Things I Remember, Things I Forget – It’s a slow-building waltz and Daley eschews the literal and drops his generally taciturn emotional guard.  “I’m a stranger, stranger in my own country, I’m a witness to death, and to deceit, and I’m a patriot …” An equivocal yet clear-eyed constitutional pre-amble if I ever heard one.

Pumulwuy –  conjuring both Tony Joe White and Hunters and Collectors, this is a belter. The great Eora guerilla gets a righteous tribute with a thumping bassline and clarion horns treatment which should come up huge with the aid of the Kenny G Spot Horns Experience at some stage.

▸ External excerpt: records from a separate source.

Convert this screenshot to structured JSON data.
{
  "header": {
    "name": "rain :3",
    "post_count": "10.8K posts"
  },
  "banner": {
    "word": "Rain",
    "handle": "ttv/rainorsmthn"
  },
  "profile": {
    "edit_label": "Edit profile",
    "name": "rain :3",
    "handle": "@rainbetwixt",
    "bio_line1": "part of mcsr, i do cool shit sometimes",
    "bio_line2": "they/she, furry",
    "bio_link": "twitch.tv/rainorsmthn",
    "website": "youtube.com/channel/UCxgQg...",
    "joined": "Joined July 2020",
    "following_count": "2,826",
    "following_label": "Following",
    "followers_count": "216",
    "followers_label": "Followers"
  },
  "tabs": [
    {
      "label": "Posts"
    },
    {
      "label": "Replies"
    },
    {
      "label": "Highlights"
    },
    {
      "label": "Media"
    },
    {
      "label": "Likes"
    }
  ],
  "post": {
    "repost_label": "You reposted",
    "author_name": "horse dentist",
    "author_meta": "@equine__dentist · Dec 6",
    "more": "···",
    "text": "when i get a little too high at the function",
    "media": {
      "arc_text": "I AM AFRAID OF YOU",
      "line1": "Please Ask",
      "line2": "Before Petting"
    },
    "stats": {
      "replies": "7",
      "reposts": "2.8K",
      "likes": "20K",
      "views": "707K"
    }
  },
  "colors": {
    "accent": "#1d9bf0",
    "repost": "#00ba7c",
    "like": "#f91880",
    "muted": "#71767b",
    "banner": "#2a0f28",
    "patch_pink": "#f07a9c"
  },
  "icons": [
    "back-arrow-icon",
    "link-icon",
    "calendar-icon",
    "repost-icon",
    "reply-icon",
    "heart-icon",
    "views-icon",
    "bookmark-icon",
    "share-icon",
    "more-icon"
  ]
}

Praise be to the Rooster – The first time West Wyalong has been mentioned in a song since the Aunty Jack Show (Kev Kavanagh if I recall correctly).  A fractured loping banjo-fuelled ballad of something gone wrong – it happened out on the Bland.

Who Shot Johnny D? – recalling the Re-mains classics Ballad of a Wrong’un and My Friend the Bushranger, this slice of subterranean north coast action sums up the dichotomy that is Nimbin – it’s like a tie-dyed, stupid-hat-wearing version of The Wire. It broods, it skulks, then explodes. Must go down a treat at Mardi Grass time.

Tequila and Methadone – Gronk national anthem.

Othello’s P76 – when I first streamed this on the Re-Mains Myspace page a couple of years back I knew something was up. Sonic adventure, an elliptical lyric and the poison dwarf square in the sights. It was my favourite Re-mains recording to that point and remains so.

This could be Anywhere – from the Canadian Prairies to the dun-green wastes of New South Wales, globalisation and road-weariness expressed through the personal.

Darn Tootin’ in Saskatchewan – I wish I was there.  Things get shifty in Canada, a party favourite. I reckon it’s the first time Canadian breakfast TV has been treated to lyrics about “waiting for the acid to kick in.”

Left on King – “In the ruins of where we used to play” just about sums it up. Sydney used to be the joint, bands from Melbourne used to move there to get ahead (can you imagine that?). Is anyone still there? “Every time I go to Sydney I get the flu”. Daley, you’ve been reading my mail …

Woke Up Sad – Good fucking grief – vulnerability expressed by Michael Daley in a public forum? Wonders never cease. Deft and gloopy electric piano makes it positively sweet. It hit me somewhat like the shock of Bob Dylan’s “I want you”. Where’d this come from?  The old curmudgeon’s got a heart.

Golden Shoes –  This spectral outro keeps the freak on.

Anyway, it’s the Re-Mains best record. I’ve just listened to it three times in a row – you should too.